- 3 years ago
- Wedding: December 2014
FI and I have been together four years. Of that time, we’ve been living together for a year and a half and engaged for six months.
In those four years, I’ve spent a fair amount of time with FI’s family… including holidays, birthdays, vacations with both the immediate and extended family. FI has a tenuous relationship with FMIL, but I’ve done my very best to develop a positive relationship with FMIL. In the past two months, FMIL has really challenged me.
September – FMIL announces to FI that she booked a vacation home for a week, 7+ hours from our home and not pet-friendly. She announced that I was invited, but regardless, FI “had” to come and she was “making it part of his Christmas gift, so [he] really ought to go with her”. Admittedly, FI (and I) didn’t particularly want to go in the first place, but it is very easy to decline knowing that her ‘mandatory’ vacation would cost us approximately $1,200. ($350 for dog boarding for multiple pets and $800 for two flights to said destination.)

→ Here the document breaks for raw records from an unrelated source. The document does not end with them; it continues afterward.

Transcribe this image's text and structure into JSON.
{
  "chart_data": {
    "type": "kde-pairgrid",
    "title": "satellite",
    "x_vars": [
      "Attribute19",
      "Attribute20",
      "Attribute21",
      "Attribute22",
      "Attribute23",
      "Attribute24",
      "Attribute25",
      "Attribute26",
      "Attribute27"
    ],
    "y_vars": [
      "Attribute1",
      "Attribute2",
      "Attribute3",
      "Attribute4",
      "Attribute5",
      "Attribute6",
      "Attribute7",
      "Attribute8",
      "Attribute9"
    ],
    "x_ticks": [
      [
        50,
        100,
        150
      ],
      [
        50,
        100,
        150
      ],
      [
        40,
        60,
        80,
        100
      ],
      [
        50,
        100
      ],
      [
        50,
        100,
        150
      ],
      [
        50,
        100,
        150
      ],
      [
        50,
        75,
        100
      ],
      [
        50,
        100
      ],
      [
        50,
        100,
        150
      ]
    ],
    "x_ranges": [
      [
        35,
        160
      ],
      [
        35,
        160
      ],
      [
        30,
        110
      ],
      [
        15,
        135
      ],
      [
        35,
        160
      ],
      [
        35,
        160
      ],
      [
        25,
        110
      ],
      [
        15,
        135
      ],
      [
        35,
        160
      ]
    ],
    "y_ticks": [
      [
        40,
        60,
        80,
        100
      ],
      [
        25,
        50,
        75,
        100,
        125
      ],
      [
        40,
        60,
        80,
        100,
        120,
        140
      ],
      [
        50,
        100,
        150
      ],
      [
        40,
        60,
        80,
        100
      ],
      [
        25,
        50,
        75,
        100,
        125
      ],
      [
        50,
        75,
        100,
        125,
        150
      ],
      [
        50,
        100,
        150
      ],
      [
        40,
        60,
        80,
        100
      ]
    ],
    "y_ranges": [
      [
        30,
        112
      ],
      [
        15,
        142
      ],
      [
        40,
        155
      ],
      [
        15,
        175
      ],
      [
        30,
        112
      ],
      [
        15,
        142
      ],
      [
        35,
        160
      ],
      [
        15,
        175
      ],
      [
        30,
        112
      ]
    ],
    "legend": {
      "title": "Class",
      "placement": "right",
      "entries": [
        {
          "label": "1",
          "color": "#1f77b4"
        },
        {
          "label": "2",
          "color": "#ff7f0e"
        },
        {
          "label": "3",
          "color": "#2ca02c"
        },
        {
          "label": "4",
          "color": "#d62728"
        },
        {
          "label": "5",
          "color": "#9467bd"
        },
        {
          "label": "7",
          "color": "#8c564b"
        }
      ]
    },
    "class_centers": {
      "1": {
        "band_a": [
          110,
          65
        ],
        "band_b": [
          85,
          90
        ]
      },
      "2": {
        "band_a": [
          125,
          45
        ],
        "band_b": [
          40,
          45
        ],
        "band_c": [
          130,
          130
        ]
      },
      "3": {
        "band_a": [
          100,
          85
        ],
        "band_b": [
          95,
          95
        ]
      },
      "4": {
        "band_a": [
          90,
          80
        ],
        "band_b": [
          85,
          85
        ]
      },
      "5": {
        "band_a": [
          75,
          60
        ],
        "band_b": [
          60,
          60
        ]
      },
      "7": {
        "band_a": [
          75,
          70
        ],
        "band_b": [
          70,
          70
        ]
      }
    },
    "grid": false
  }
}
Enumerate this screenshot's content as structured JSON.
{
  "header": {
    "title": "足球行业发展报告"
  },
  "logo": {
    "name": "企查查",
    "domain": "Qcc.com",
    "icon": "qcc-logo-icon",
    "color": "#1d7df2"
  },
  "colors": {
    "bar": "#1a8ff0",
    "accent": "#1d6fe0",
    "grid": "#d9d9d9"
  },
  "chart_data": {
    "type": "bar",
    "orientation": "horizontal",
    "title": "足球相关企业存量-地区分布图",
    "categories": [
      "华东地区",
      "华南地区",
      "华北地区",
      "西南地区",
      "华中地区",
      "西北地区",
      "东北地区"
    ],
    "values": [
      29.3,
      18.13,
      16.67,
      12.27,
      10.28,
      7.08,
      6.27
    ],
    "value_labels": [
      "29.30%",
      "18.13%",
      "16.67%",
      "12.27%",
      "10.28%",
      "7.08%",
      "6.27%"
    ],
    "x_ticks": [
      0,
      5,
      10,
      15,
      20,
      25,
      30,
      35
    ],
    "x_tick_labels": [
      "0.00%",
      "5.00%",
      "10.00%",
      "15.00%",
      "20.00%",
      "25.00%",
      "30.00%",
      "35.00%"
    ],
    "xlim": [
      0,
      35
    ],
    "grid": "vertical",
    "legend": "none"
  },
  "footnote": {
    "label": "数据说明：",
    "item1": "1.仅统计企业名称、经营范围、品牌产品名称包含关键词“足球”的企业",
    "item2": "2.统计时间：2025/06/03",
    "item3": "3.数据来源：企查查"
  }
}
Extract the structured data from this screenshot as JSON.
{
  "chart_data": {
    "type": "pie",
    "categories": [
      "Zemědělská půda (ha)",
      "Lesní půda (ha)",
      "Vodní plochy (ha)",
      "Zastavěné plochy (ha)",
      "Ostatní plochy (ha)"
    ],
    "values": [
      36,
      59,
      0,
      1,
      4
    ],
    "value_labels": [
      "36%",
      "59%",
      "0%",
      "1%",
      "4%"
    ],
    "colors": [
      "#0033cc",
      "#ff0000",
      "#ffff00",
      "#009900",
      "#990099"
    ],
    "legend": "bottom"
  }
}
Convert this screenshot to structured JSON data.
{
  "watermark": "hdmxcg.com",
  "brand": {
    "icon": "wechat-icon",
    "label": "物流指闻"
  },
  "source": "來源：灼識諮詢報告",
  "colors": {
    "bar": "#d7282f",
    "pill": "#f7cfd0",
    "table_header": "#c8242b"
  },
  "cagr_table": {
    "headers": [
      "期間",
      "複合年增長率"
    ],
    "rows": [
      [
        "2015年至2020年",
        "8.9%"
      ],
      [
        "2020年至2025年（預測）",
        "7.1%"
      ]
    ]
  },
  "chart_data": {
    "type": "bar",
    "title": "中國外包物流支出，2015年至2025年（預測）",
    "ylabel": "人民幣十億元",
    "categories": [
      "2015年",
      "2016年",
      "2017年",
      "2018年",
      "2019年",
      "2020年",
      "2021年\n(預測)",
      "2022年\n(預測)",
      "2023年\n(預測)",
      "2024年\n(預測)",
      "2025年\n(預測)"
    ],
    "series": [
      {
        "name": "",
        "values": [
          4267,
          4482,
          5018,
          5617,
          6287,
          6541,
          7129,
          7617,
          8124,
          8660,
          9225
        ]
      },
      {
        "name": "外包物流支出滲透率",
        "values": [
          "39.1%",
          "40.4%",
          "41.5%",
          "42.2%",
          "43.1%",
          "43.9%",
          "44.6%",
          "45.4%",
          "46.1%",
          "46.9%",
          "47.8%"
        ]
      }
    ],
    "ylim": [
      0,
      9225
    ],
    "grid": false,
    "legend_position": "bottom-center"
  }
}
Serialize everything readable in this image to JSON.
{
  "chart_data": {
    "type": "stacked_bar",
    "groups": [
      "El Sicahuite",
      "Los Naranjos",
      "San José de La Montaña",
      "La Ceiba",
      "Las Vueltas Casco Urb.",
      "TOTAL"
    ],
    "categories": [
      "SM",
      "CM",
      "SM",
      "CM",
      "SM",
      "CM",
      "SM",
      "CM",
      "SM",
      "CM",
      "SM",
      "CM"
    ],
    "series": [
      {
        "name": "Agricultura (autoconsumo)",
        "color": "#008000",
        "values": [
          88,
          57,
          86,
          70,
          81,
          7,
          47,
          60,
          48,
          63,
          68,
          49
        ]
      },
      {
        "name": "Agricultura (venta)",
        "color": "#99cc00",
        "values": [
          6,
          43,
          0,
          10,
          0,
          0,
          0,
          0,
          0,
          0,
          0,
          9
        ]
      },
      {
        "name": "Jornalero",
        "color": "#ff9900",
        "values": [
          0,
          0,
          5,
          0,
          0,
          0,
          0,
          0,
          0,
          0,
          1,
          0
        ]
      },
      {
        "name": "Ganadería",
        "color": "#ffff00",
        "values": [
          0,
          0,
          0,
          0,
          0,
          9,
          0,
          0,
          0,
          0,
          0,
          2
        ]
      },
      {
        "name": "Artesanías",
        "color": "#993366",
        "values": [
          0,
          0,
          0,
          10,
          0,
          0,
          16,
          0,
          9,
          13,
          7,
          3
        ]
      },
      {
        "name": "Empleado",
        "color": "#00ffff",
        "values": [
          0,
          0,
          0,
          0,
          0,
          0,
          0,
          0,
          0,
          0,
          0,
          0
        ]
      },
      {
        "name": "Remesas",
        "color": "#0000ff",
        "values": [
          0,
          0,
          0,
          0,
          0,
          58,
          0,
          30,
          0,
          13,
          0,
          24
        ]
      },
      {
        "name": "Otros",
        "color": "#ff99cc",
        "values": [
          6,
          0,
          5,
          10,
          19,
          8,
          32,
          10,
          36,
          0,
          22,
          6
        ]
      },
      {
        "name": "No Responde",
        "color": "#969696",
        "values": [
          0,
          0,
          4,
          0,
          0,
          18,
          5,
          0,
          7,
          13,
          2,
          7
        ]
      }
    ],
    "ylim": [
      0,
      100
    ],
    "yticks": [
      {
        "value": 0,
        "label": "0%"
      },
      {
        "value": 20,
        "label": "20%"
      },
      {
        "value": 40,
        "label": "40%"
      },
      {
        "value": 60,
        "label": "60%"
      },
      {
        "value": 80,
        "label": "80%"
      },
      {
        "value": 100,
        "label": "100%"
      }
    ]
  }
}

When FI told FMIL he would not be going on said ‘mandatory’ trip, she freaked. I could hear her screaming over the phone and she didn’t speak to FI or I for two weeks. (This isn’t an unusual turn of events.)
October – FI’s cousin is getting married in two months. Invitations go out. It’s been made very clear that while FMIL, FSIL, and FI are invited, I am not. (Admittedly, this bruised my ego a bit, as FI’s cousin indicated earlier in the year that we would *both* be invited.) Nevertheless, I understand budgets are challenging and plus ones are not to be expected.
November – FMIL has asked FI to go to an alternative destination for the two days preceding the rehearsal dinner for FI’s cousin’s wedding. Ok, she wants to see her only son around the holidays, that wouldn’t bother me.
… Except that she just texted me out of the blue saying “We can go that night, and the next night. And then we can celebrate at [x’s] wedding.” She then sent an immediate follow up text: “Sorry. Wrong person 😉 “
Bees, I’m getting the feeling that FMIL is taking great pleasure in my not being included in family affairs. I can’t help but think that the winking smiley face indicates that she is really pleased by how this is turning out? FMIL is known for mind games, but this would be the first time she’s actively doing this to me.
Is FMIL flaunting that I am not a part of the family? Or am I paranoid?
More importantly, FI and I have discussed that I’m not invited to the wedding, but I’ve tried to not talk about it, to avoid causing an issue. I haven’t told him about his mother’s text messages. Do I include him in this or deal with her woman-to-woman?